Movie review: Begin Again

(image via Impawards)
(image via Impawards)

 

Begin Again,  the latest ode to music’s power to change lives from the director of Once, John Carney, is a pleasingly deceptive movie.

Taken on surface value alone, it is a sweet and charming story – in the world of the movie musical these are not pejoratives but rather badges of honour, confirmation you have successfully distilled the idealistic and the romantic into a pleasing concoction – of a jilted rockstar’s girlfriend Gretta (Keira Knightley) who finds herself in a bar one night after an impromptu performance of one of her songs, talking to an A&R rep down on his luck, Dan (Mark Ruffalo), who believes he can launch her into the pop stratosphere.

She is understandably dubious, having witnessed the falsities and indulgent egos of the music industry firsthand through her cad of a boyfriend Dave Kohl (Maroon 5’s Adam Levine who acquits himself well), and her suspicious mindset is not helped by Ruffalo’s inability to pay for the beers he “buys” her while trying to talk her into recording an album on the streets of New York.

You get the feeling Gretta only agrees to Dan’s proposal because she is desperately short of other options.
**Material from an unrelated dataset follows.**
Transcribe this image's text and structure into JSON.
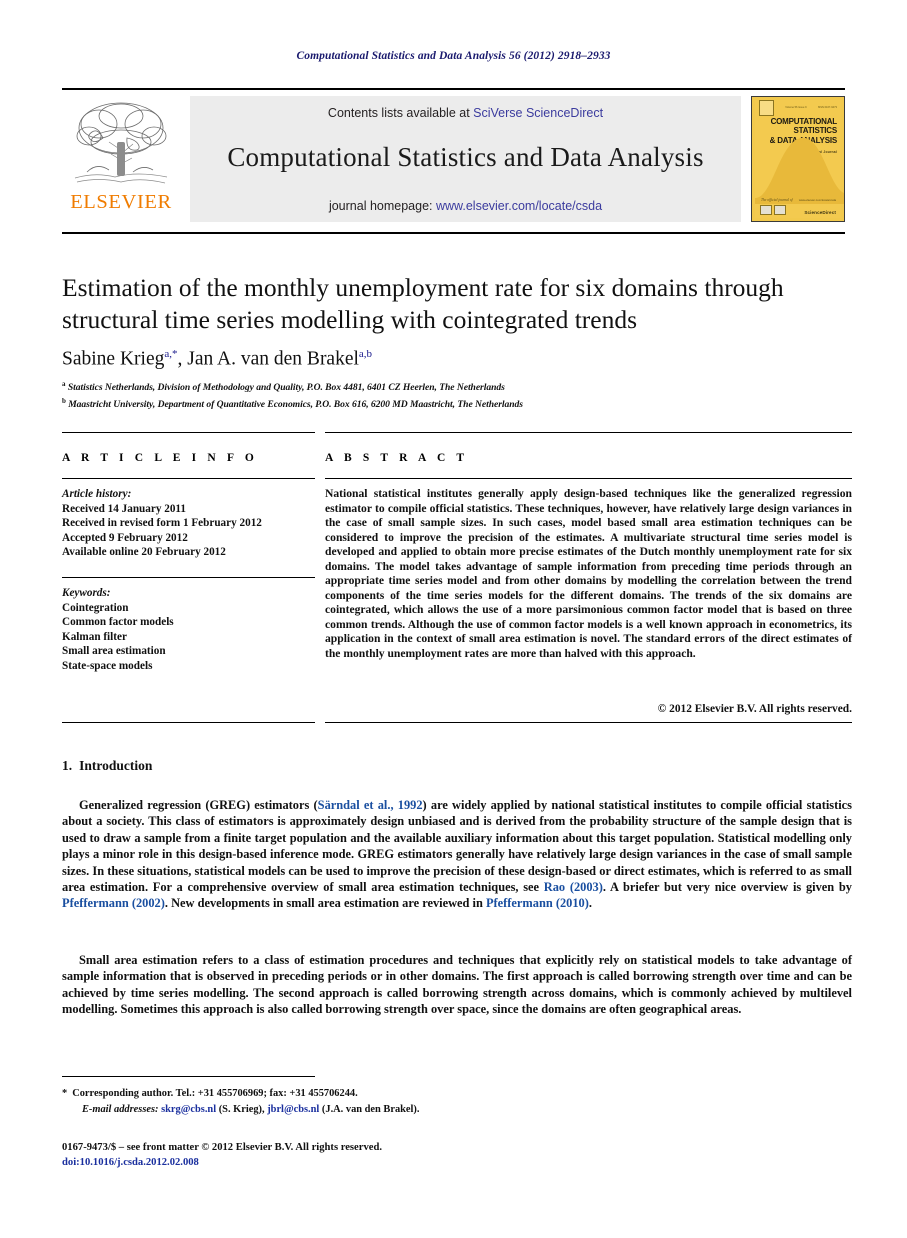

Living in a cramped New York apartment with her endlessly supportive best mate from Bristol days Steve (James Corden) and adrift without the shared love of songwriting that fuelled her relationship with her ex, she is about to fly back to England to an ill-defined future whose only virtue is that it won’t be taking place in New York City.

 

The friendship that forms between Gretta and Dan is cemented one day and night as they wander the streets of New York City sharing music in what Dan refers to as a "pearl" of a moment, a reference to the power of music to transform the banal and the everyday in something magical (image via What Else is On Now)
The friendship that forms between Gretta and Dan is cemented one day and night as they wander the streets of New York City sharing music in what Dan refers to as a “pearl” of a moment, a reference to the power of music to transform the banal and the everyday into something magical (image via What Else is On Now)

 

So Gretta is very much need of something meaningful with which to fill her days, while Dan is anxious is to prove to his friend and co-founder of the label he once half-owned Saul (Mos Def) that he still has what it takes, that his eye for spotting talent hasn’t departed along with his marriage to Miriam (Catherine Keener) and his estranged relationship with daughter Violet (Hailee Steinfeld).

They are both in need of some kind of salvation, a theme echoed in the film’s original title A Song Can Change Your Life, which better expresses the substantial issues circling with unexpected intensity beneath’s the film’s raffishly easygoing, affable exterior.

Using songs by ex-New Radical’s member Gregg Alexander, whose attractively penned, light-as-air folk pop songs match the film’s ostensibly fey tone rather nicely, Begin Again explores issues like celebrity-induced infidelity, the brittle dryness of a long-lasting marriage and its subsequent breaking apart, and the need for people to have connection and self-reliance in equal measure in an understated manner that gives them a chance to breathe and work themselves out without overly intense narrative attention.

The film is never heavy-handed with its examination of these issues but then neither is it glib or dismissive as is the wont of many musicals where weighty issues are dealt with in merrily bruaque fashion in the space of a song or two.

 

The songs of Begin Again end up changing a multitude of lives and relationships not least the initially testy bond between father Dan and daughter Violet (image via Poptimal)
The songs of Begin Again end up changing a multitude of lives and relationships not least the initially testy bond between father Dan and daughter Violet (image via Poptimal)

 

It’s a delicate balancing act that Carney, who also wrote the screenplay, sustains with seemingly minimal effort, content to let the bright breeziness of the film’s songs and its light disguise the fact that a reasonably weighty film lies within.

It’s much like a comedian discussing all manner of darkly intense issues within the folds of a well-spun joke; it’s only later than you realise how much ground Carney covers in examining the dead-end disappointments of life as the cast sing and play their way through a myriad of outdoor locations throughout New York City.

What lends the film more weight than you might expect is that Carney is content to play with the conventions of the musical to the extent that many of the narrative threads don’t actually go where you think they are going to go.

It’s an enjoyably subversive European mindset that keeps the happy ending intact but twists and turns it ever so slightly so that its outworking defies conventional expectations.

And that means that this most charming and sweet of movies has more storytelling muscle and more emotional heft than you might otherwise think its going to, while still delivering a wholly satisfying, and dare I say, joyous, ending that will leave you skipping out of the cinema pretty much believing anything is possible.

Exactly as the gods of movie musicals intended.